Dobbs leads a school that embraces three departments: data science, population health science and preventive medicine.

“To strengthen our positive impact on campus and for the state of Mississippi, we are also working to incorporate the field of population health into other professional disciplines at UMMC,” Dobbs said.

“Our research portfolio has more than doubled in the past year – serving both our academic and research missions. Positive community impact is part of our school’s essence.

“Through the growth we’ve seen at the Myrlie Evers-Williams Institute for the Elimination of Health Disparities, we are better able to serve the Jackson community and expand our community-based research initiatives.”

For its part, SHRP has 431 students, 20 fewer than last year.

Jay Garner

“We have fairly stable enrollment numbers across our 12 academic programs,” said Dr. Jay Garner, dean of SHRP.

“We are at capacity in our traditionally popular programs, as we remain innovative in recruiting bright, aspiring students to other more specialized programs. And we will continue advertising statewide to maintain and, hopefully, build on what we have here.”

As chief academic officer, Rodgers perceives “no major issues with any of the schools. The rates of retention, graduation and licensure are high,” he said.

The licensure pass rate and the graduation rate both exceed 90 percent, said Kenneth Thompson, PhD, director of institutional research.

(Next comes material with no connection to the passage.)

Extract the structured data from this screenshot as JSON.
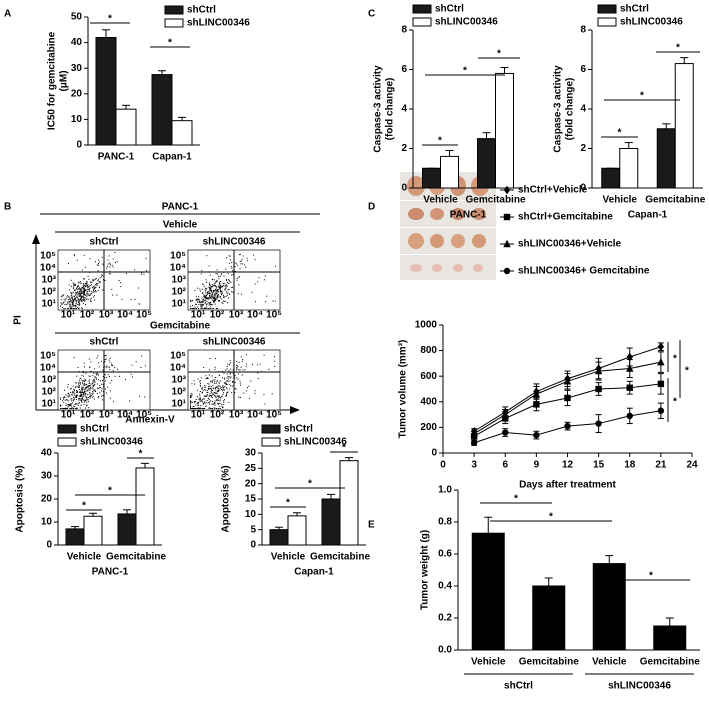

This is a tribute to the faculty as well, Rodgers said.

“The students are the lifeblood of the institution, but the faculty are also critically important,” said Rodgers, adding that faculty number around 1,200, with about 900 in the School of Medicine.

“As an institution we are an economic engine for the state of Mississippi. We give our students job opportunities, post-graduation, and they are doing well.

“I believe UMMC is a beacon of hope – and the students see that.”